Leviticus informs the reader that the development of the Tabernacle, establishment of the priesthood, and implementation of the sacrificial system are visual reminders of a loving God who sends Himself to covenant with Adam (Gen 3:8), Abraham (Gen 12:1-3), Noah (Gen 9:9), and Israel (Exodus 3:1-4; 19:5). The reader remembers these people did not seek Him; He comes to them.
Across generations, the optics of the Day of Atonement serves to remind the people of their sins and the God who atones and cleanses (Lev 16:30; Heb 10:3).
Leviticus communicates the Day of Atonement is to be a “time of holy convocation” and a day of self-abasement (Lev 23). It is to happen on the tenth day of the seventh month. No work is to occur by “either the native or the stranger who sojourns among you” (Lev 16:29).
The drama of the High Priest involves:
- Sacrificing a bull as a sin offering (and a ram for a burnt offering) for the sins of the priests, including those of the high priest
- Burning incense in the Holy Place, sprinkling the bull’s blood, and sacrificing a goat for the people
- Returning to the Holy Place with goat’s blood and making atonement for the Tabernacle and its artifacts
- Sending the scapegoat into the wilderness with the sins of the people
Every year both the people of Israel and the sojourner in the land remembered the gracious God who sent Himself with the message: “I will take you to be my people, and I will be your God, and you shall know that I am the Lord your God, who has brought you out from under the burdens of the Egyptians. I will bring you into the land that I swore to give to Abraham, to Isaac, an to Jacob” (Ex 6:7-8).
It was a day for all to draw near to the One who created everyone in His image–but only one person was allowed to go behind the veil.
Of course, the writer of Hebrews provided an explicit comparison and contrast of the Messiah and the high priest on the Day of Atonement (Heb 9:1-10:22). The sending of the Son to carry out the mission of God resulted in men and women being able to draw near to God in an unimaginable way.
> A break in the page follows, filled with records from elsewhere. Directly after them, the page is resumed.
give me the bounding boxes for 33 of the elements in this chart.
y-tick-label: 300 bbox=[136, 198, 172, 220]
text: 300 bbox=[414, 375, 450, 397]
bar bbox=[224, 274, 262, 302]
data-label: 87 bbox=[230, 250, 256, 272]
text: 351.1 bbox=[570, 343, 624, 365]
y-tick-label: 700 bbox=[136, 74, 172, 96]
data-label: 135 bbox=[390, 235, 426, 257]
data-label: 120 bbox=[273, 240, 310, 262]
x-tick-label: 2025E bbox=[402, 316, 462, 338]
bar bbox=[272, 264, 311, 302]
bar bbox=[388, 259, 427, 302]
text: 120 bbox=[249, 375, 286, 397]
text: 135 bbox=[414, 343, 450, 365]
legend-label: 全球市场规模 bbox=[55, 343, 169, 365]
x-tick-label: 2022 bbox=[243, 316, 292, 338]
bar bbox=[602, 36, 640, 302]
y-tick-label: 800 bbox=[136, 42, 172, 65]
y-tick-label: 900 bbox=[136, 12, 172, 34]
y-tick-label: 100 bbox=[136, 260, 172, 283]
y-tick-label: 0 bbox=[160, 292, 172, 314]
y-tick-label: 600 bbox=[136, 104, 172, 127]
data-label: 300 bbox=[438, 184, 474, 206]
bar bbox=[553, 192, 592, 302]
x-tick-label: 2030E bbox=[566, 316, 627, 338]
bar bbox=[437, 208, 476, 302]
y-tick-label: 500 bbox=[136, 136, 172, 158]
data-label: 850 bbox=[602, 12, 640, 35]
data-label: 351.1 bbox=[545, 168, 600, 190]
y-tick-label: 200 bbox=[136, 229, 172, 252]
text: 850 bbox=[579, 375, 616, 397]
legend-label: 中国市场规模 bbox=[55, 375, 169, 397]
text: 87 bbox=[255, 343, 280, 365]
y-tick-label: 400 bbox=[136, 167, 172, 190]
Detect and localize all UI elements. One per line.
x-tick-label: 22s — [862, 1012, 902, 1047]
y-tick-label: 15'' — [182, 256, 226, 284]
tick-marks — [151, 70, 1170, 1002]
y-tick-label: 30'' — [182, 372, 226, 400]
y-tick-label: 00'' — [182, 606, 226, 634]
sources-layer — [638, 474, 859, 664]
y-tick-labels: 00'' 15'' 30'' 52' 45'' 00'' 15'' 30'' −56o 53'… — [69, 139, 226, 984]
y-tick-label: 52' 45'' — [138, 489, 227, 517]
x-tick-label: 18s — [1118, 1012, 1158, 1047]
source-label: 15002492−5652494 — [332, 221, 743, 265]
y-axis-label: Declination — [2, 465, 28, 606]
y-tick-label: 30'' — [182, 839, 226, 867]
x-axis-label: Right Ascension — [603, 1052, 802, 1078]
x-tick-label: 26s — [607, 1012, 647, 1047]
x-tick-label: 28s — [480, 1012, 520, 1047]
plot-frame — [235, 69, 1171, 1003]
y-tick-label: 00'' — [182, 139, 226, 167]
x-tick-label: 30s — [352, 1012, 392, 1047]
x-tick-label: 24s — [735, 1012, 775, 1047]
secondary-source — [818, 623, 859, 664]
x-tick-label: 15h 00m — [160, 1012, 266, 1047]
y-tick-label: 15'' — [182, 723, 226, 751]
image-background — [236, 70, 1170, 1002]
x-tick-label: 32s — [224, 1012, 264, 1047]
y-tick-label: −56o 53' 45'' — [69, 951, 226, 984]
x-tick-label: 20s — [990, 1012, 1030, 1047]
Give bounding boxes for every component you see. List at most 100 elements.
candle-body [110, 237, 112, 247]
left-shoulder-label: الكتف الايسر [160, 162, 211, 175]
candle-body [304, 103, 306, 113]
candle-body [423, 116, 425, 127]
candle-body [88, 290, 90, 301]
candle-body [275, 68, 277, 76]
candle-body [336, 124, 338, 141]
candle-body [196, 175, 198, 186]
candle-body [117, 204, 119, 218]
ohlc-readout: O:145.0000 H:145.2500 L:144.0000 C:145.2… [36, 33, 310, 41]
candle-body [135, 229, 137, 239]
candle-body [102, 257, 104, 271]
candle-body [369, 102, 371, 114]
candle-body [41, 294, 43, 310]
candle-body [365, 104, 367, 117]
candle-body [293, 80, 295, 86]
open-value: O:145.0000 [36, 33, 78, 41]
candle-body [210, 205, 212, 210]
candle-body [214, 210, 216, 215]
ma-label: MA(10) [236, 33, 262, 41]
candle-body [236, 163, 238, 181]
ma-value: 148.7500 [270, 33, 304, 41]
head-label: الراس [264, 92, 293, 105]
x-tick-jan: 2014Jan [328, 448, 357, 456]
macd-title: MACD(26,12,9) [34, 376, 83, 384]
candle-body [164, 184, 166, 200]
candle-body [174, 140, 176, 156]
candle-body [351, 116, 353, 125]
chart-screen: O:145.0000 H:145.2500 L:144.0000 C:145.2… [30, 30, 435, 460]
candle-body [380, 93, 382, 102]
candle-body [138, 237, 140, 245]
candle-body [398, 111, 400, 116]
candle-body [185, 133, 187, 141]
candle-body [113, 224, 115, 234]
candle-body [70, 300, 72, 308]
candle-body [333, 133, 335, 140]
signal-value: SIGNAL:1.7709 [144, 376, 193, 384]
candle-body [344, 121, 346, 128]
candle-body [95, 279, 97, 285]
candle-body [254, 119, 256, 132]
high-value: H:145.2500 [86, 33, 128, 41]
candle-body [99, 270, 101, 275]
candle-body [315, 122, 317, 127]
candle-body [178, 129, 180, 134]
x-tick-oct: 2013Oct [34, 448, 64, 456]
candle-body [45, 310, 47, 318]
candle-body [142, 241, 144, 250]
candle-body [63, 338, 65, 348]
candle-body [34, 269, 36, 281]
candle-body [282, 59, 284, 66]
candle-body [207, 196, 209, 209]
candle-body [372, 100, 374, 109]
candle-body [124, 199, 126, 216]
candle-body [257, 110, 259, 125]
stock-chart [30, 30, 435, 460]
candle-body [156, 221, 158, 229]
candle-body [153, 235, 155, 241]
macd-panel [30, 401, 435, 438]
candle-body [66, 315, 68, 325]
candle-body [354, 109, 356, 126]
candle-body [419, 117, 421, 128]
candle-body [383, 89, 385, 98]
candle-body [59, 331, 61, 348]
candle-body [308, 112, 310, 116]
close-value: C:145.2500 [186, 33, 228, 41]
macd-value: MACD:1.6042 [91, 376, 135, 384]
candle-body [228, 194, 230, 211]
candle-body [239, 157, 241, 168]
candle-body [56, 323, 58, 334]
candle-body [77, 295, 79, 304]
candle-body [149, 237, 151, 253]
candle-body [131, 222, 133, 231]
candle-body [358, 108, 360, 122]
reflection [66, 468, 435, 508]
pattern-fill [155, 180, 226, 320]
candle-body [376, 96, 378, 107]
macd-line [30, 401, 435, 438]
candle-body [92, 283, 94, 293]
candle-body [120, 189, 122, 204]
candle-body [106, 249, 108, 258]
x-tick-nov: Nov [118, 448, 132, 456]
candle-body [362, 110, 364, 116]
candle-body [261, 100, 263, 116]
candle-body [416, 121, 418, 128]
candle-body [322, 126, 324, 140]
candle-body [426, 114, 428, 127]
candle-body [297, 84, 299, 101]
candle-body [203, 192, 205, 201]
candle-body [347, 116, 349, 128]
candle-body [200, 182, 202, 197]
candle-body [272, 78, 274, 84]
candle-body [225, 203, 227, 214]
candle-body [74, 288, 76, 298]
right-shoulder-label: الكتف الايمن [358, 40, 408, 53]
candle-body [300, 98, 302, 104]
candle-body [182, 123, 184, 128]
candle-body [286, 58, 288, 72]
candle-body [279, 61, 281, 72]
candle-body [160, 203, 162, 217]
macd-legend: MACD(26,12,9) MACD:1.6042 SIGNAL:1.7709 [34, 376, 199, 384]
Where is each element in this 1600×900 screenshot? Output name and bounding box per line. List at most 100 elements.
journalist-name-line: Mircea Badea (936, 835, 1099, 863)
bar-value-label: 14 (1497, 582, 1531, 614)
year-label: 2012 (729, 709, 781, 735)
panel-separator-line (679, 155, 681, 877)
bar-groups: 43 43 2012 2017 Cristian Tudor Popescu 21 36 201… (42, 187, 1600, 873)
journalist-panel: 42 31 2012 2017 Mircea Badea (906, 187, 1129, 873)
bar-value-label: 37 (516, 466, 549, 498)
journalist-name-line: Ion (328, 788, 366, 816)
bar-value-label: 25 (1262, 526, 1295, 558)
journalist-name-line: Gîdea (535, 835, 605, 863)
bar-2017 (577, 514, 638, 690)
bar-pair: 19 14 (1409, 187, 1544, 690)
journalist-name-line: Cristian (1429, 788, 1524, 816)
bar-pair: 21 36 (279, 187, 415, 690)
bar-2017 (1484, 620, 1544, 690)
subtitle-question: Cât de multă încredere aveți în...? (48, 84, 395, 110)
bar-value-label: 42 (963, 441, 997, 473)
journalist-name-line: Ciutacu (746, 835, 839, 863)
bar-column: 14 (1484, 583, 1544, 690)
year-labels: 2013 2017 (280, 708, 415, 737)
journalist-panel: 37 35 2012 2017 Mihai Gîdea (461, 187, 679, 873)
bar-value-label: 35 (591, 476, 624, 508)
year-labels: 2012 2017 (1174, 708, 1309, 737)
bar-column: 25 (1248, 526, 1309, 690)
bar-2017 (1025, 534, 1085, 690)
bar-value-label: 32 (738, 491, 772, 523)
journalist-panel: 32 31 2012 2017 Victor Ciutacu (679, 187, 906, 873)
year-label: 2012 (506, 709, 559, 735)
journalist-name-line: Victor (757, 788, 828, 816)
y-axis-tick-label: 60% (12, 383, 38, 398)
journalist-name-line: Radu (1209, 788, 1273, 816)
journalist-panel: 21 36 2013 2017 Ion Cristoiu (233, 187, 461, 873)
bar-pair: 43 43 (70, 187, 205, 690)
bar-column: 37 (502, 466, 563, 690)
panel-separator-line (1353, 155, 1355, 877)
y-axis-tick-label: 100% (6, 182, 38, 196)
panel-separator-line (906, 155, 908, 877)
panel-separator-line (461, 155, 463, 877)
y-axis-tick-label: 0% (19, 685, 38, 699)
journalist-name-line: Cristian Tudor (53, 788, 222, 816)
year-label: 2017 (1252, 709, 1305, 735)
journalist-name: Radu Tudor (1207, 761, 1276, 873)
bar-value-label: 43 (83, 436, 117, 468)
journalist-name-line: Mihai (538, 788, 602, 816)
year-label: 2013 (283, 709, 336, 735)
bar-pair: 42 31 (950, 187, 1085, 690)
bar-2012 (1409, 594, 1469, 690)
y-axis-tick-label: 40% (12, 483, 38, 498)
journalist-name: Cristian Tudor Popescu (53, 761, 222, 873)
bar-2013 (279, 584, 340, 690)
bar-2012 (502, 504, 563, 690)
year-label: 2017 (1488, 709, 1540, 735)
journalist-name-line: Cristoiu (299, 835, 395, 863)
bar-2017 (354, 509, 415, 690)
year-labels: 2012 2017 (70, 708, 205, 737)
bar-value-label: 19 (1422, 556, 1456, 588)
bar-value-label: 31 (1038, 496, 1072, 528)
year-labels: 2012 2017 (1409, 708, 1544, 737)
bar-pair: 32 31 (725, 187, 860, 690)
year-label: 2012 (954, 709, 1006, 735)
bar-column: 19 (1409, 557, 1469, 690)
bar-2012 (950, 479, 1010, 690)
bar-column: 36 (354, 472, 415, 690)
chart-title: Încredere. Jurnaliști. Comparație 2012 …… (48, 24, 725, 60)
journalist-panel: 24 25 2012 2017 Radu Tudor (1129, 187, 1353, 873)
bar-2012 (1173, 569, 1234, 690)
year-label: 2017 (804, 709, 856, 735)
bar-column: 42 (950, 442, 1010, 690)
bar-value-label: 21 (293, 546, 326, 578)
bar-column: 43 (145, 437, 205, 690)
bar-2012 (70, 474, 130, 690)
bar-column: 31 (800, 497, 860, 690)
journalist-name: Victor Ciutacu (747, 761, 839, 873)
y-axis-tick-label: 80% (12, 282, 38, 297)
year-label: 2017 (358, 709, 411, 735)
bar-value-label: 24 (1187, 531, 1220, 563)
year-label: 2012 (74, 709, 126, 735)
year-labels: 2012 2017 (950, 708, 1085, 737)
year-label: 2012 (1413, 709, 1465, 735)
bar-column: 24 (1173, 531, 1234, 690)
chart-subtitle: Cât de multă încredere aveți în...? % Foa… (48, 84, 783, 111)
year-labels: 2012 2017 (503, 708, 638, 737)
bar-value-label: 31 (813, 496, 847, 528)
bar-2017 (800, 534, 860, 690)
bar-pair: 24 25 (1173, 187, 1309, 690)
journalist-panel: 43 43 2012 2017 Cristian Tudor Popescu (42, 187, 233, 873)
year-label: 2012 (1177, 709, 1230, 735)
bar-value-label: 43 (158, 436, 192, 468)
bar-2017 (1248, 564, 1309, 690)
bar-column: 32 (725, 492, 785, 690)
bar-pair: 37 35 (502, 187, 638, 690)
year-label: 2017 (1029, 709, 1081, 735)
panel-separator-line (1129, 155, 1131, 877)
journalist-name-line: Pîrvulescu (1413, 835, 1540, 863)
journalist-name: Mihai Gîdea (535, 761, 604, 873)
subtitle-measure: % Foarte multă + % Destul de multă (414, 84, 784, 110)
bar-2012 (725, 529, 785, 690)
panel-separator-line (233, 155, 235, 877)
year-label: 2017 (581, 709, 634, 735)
And it was this act of appearing “once for all. . .to put away sin by the sacrifice of himself” that of the Son brought a fulfillment to the Day of Atonement (Heb 9:26). His was a deeply apostolic act that brought the good news. The blood of the One who did not have to make atonement for His sins was sufficient for covering a multitude of sins. He was made sin for us (2 Cor 5:21) and carried our sins to the cross (1 Peter 2:24), an impossibility for two goats.
Craig Ott and Stephen Strauss write that “Without the sending activity of the Trinity, there is no mission, for there is no gospel. The core of the gospel is that God the Father so loved the world that he gave—that is, he sent—his one and only Son into the world” (Encountering Theology of Mission, 74).
Yom Kippur was part of the outworking of the missio Dei. The event reigned for a time but foreshadowed a greater event to come. For it was impossible “for the blood of bulls and goats to take away sins” (Heb 10:4). The ultimate act of the missio Dei would be revealed later when the Great High Priest would take His seat proclaiming “It is finished” (John 19:30).